As I’m sure you’ve already heard, we still need to have one more litter box than the number of cats we have! That means that if you have a cat, you must have two litters; two cats, three litters... That’s all well and good, but the big question to this rule that few of us actually follow is BUT WHY?
First of all, as in humans, some cats are simply disdainful and will refuse to use a litter box if a congener already uses it. So they need another one available to them. Other cats refuse to stool where they urinate and therefore they will need two litter boxes… yes! Cats can also be difficult!
Now, where do we put these litter boxes? Actually, the location is as important as the number. You must place your litters in different rooms! I know it can be boring and we don’t always have the space to do it, but it seems that your cat has a routine of resting and watching her territory from different places. By having litter boxes accessible in different places, he will be inclined to use them, because he will pass by when he does his daily rounds. This is especially for cats that are not castrated, because for them specifically, it’s as if the litter box turned out to be a sign saying, “This is my house!” Your cat will then mark it in the litter box instead of on your wall or carpet.
The biggest problem occurs mainly when you have more than one cat. Although they can get along wonderfully, this does not mean that they share the same territory, which changes according to the time of day. If only one litter box is available for two cats, or if it is located on the territory of a particular cat at the time when it holds that territory, it is possible that the other cat does not dare to venture there. So he’ll have to go somewhere else— By having a litter of more than the number of cats, since they are placed in different rooms, you will give your companions several options so that they avoid frequenting a claimed territory.
As noted above, you may have a cat that does not want to do its needs in the same place where it urinates or pees in one corner and does its bowel movements in the other. This is why it is important that a large tray is available so that it can manage space well and always have the legs dry. Ideally, your cat needs a tray with litter well high (about 12 inches – which will allow him to drop half of the litter grains stuck to his legs thanks to the impulse he will have to give himself to get out), translucent and without a lid.

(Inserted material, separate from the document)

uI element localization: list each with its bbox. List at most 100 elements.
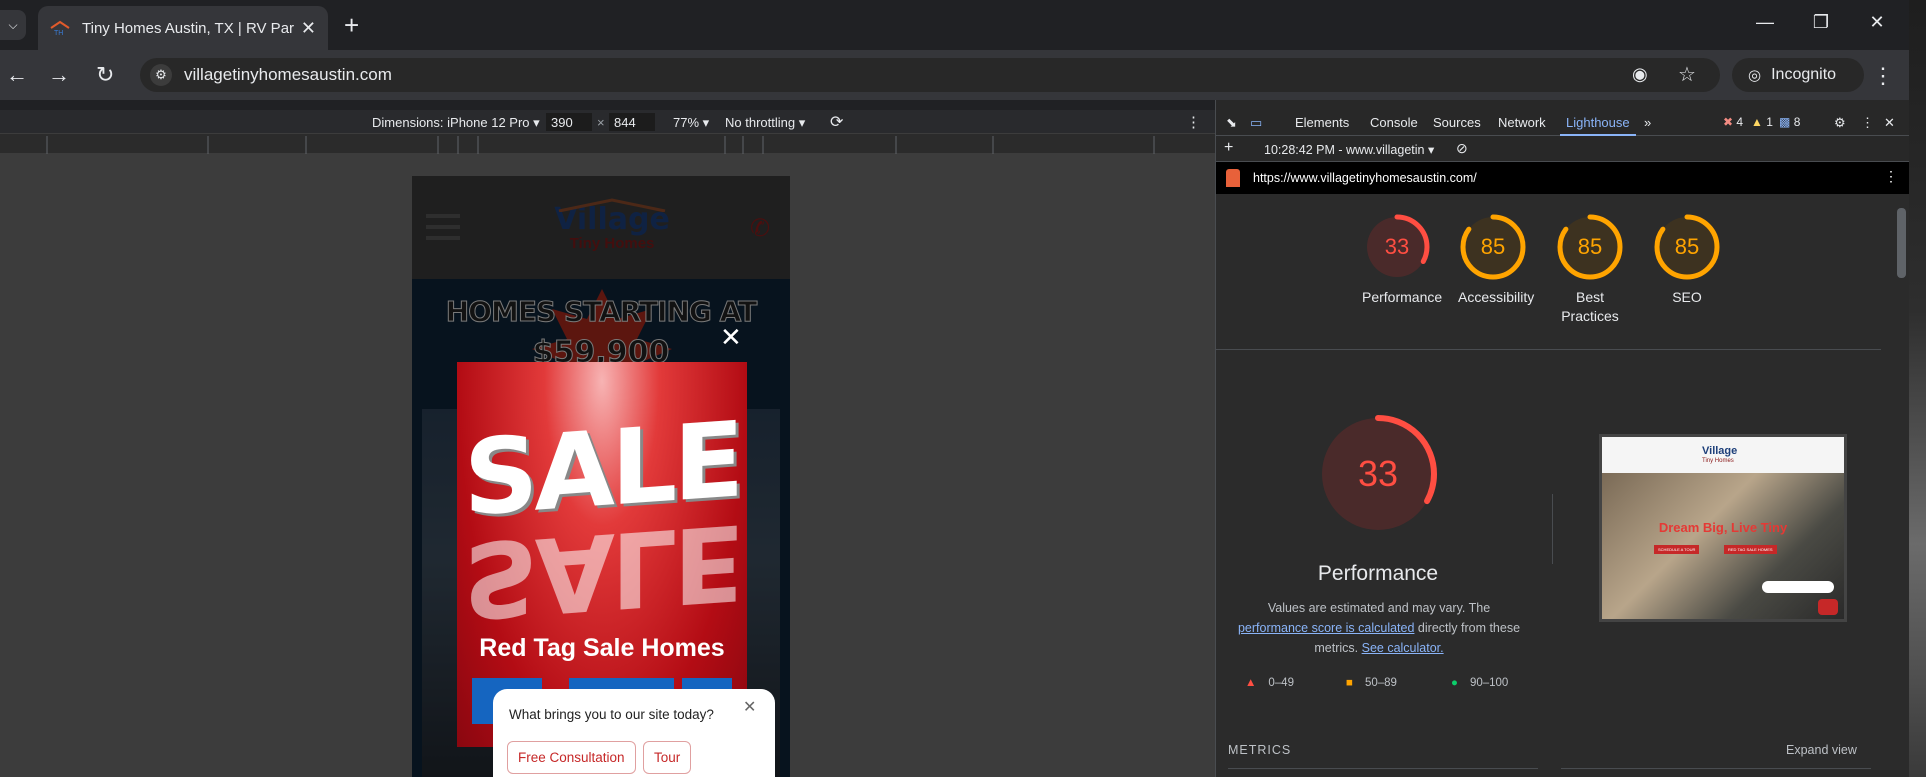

On the other hand, if your cat is old, sick or suffering from a disability, think about making it easier to access it by cutting a door in the plastic or installing steps next to the bin.
That’s why it’s imperative that you have one more litter box than the total number of cats you own at home. It will cost a little more and will not necessarily always be easy to manage, but it will also prevent incidents of uncleanness that often lead people to euthanize their pets thinking that this is probably a health problem. Several other solutions can address the primary cause of the problem. However, consultation with a cat behaviour specialist may be helpful. Do not give up and, above all, do not have your cat euthanized automatically for a problem of stool or urine out of the litter. Make the suggested changes and inform yourself properly before making a decision. In the vast majority of cases, the problem of cleanliness is easily solved.